I felt sad for her, knowing all too well what that feeling was like. I worried all the time Ethan was maybe in love with another of the Selected. "Are they together now?" I asked, softly. "Officer Ivan is in prison now." I searched my mind, and then it clicked. Maya had been in love with Lester Ivan, the guard who'd fallen for Lady Paisley, another selected girl. "I'm sorry Maya." I let out, as it was all I could do. "It couldn't be helped. Paisley was a Three, blue-eyed, light-skinned and beautiful; I'm just a Six with too-short hair and brown eyes." I'd never thought of her features as flaws. "You're just as beautiful Maya."

I wondered if all lower castes felt the burden of their title like she and I did. "It's just not fair, isn't it?" Maya said, looking down at the ground. "As a Six, the best job you can get is in the palace. And yet, once you enter this place, you're isolated from the rest of the world. Unless I want to date a guard or a cook or a groundskeeper, there's very little chance for me to find love at all. That's all I've ever wanted, to find my perfect match, but I can't here."

I wanted to tell her how I'd been in the exact same position, how I felt the Selection was my best chance at love, of pursuing what otherwise would never had been an option. But all I could do was be there for her. I remembered my life before I entered the palace, and the boyfriend I'd had back then.

"When I was fourteen," I started. "I was dating this boy named Rowan.

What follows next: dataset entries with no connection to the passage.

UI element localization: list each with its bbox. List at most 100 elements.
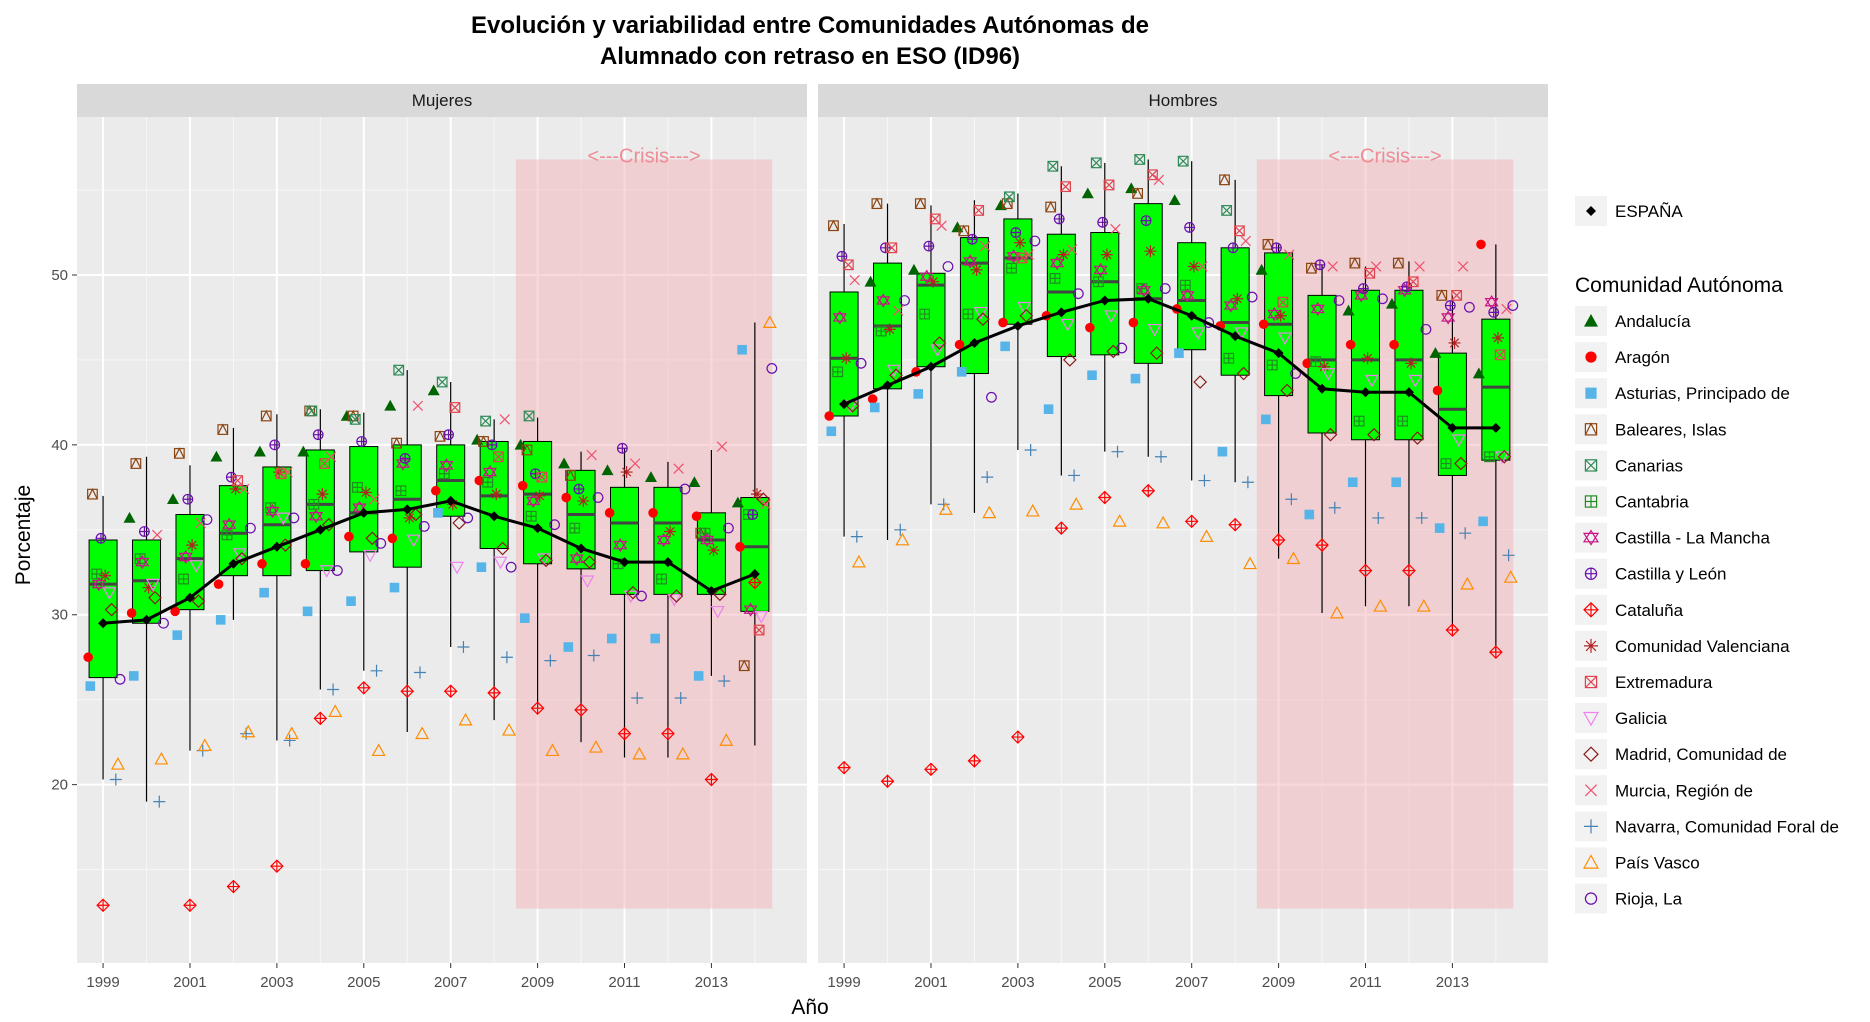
point-asturias-principado-de-2014: [737, 344, 747, 355]
point-asturias-principado-de-2009: [1261, 414, 1271, 425]
point-navarra-comunidad-foral-de-2006: [1154, 450, 1167, 463]
point-extremadura-2013: [1451, 289, 1463, 301]
point-comunidad-valenciana-2001: [186, 539, 199, 552]
point-pa-s-vasco-2000: [154, 751, 169, 765]
point-castilla-la-mancha-2002: [222, 517, 237, 532]
point-andaluc-a-2005: [1081, 187, 1094, 199]
box-2004: [1046, 166, 1076, 476]
point-pa-s-vasco-2001: [197, 738, 212, 751]
point-murcia-regi-n-de-2012: [673, 463, 684, 474]
point-catalu-a-2007: [443, 684, 458, 699]
point-arag-n-1999: [83, 652, 93, 663]
point-castilla-y-le-n-2001: [182, 493, 194, 505]
legend-label: Aragón: [1615, 348, 1670, 367]
legend-item: Comunidad Valenciana: [1575, 630, 1790, 661]
point-asturias-principado-de-2011: [606, 633, 617, 644]
point-catalu-a-1999: [837, 760, 851, 775]
point-canarias-2009: [523, 410, 535, 422]
x-tick-label: 2003: [260, 974, 293, 991]
point-castilla-y-le-n-2014: [747, 509, 759, 520]
crisis-band: [1256, 159, 1514, 909]
spain-point-2013: [706, 585, 717, 596]
point-cantabria-1999: [832, 366, 844, 378]
point-catalu-a-2009: [530, 701, 545, 716]
point-murcia-regi-n-de-2000: [892, 305, 904, 316]
point-andaluc-a-2004: [297, 445, 310, 457]
point-asturias-principado-de-2000: [869, 402, 880, 413]
point-castilla-la-mancha-2004: [309, 509, 324, 524]
point-castilla-y-le-n-2005: [356, 436, 368, 447]
point-murcia-regi-n-de-2006: [1153, 174, 1165, 186]
point-rioja-la-2014: [1507, 300, 1519, 311]
spain-point-2009: [532, 523, 543, 534]
point-comunidad-valenciana-2000: [883, 323, 896, 336]
spain-line: [843, 297, 1496, 430]
legend-item: Galicia: [1575, 703, 1668, 734]
point-castilla-y-le-n-2010: [573, 483, 585, 495]
spain-point-2000: [882, 380, 893, 391]
point-andaluc-a-2013: [688, 476, 701, 488]
spain-point-2002: [228, 558, 239, 569]
point-pa-s-vasco-1999: [851, 554, 866, 568]
point-rioja-la-2010: [1333, 295, 1345, 306]
spain-point-2004: [1056, 307, 1067, 318]
point-catalu-a-2011: [1358, 563, 1373, 578]
point-murcia-regi-n-de-2009: [1283, 249, 1295, 260]
point-castilla-la-mancha-2014: [1484, 295, 1499, 310]
point-arag-n-2013: [691, 511, 702, 522]
point-castilla-y-le-n-2011: [1357, 283, 1369, 294]
legend-item: Castilla y León: [1575, 558, 1727, 589]
box-2013: [696, 449, 726, 676]
point-murcia-regi-n-de-2000: [151, 529, 163, 541]
y-tick-label: 30: [51, 607, 68, 624]
point-pa-s-vasco-2003: [1025, 503, 1040, 517]
point-castilla-la-mancha-2011: [1354, 288, 1369, 303]
point-cantabria-2008: [1223, 352, 1235, 364]
point-extremadura-1999: [842, 259, 854, 271]
point-castilla-y-le-n-2007: [443, 429, 454, 441]
point-cantabria-2002: [221, 529, 233, 541]
point-baleares-islas-2012: [1392, 256, 1404, 269]
point-cantabria-2010: [1310, 356, 1322, 368]
point-arag-n-2001: [170, 606, 180, 617]
point-pa-s-vasco-2008: [501, 723, 517, 736]
point-navarra-comunidad-foral-de-2010: [1328, 501, 1341, 514]
point-asturias-principado-de-2002: [215, 615, 226, 625]
legend-key: [1584, 675, 1598, 689]
point-andaluc-a-2009: [514, 438, 527, 450]
point-comunidad-valenciana-2000: [142, 581, 155, 594]
point-navarra-comunidad-foral-de-2013: [1459, 527, 1472, 540]
point-galicia-2009: [1277, 332, 1292, 346]
legend-key: [1584, 495, 1598, 508]
legend-label: Andalucía: [1615, 312, 1691, 331]
point-galicia-2008: [1234, 327, 1249, 340]
point-rioja-la-2005: [1116, 342, 1128, 354]
spain-point-2012: [1403, 387, 1414, 398]
point-comunidad-valenciana-2011: [1361, 352, 1374, 365]
point-asturias-principado-de-1999: [85, 681, 96, 691]
point-comunidad-valenciana-2009: [1274, 309, 1287, 322]
legend-item: Baleares, Islas: [1575, 414, 1727, 445]
point-rioja-la-2006: [1159, 283, 1171, 294]
point-pa-s-vasco-2001: [938, 502, 953, 515]
spain-point-2013: [1447, 422, 1458, 433]
point-navarra-comunidad-foral-de-2004: [327, 683, 340, 696]
point-baleares-islas-2002: [217, 423, 229, 435]
point-catalu-a-2006: [400, 684, 415, 699]
point-catalu-a-2006: [1141, 483, 1156, 498]
point-catalu-a-2003: [270, 859, 284, 874]
spain-point-2010: [1317, 383, 1328, 394]
point-catalu-a-2002: [226, 879, 241, 894]
point-canarias-2003: [1003, 191, 1015, 203]
point-castilla-la-mancha-2014: [743, 602, 758, 617]
point-madrid-comunidad-de-2012: [669, 589, 684, 603]
point-cantabria-2005: [352, 481, 363, 493]
point-navarra-comunidad-foral-de-1999: [109, 773, 122, 786]
point-pa-s-vasco-2000: [895, 532, 910, 546]
point-catalu-a-2002: [967, 753, 982, 768]
point-arag-n-2011: [604, 508, 615, 518]
point-madrid-comunidad-de-2007: [452, 516, 467, 530]
point-cantabria-2009: [525, 510, 537, 522]
point-extremadura-2014: [753, 624, 765, 636]
point-cantabria-2005: [1093, 276, 1104, 288]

It wasn't love, but I liked him a lot." Maya was attentive, as she seemed to swallow her tears. "He was a Six, like me, and we got along so well. Sometimes I wonder though, how much of the relationship was genuine, and how much of it was just settling for someone of the same caste." I took a breath. "It makes me think how these labels affect who we choose to love, who we feel we are worthy of. I wonder what it would be like if we could just choose a person, not a number." I left out the part of how I haven't seen Rowan ever since I was sold to the palace.

For now, I was choosing Ethan, not the prince, but the person. And I hoped he really could do the same for whomever got to be his wife. But to be worthy of being by his side, I had to keep working a lot harder.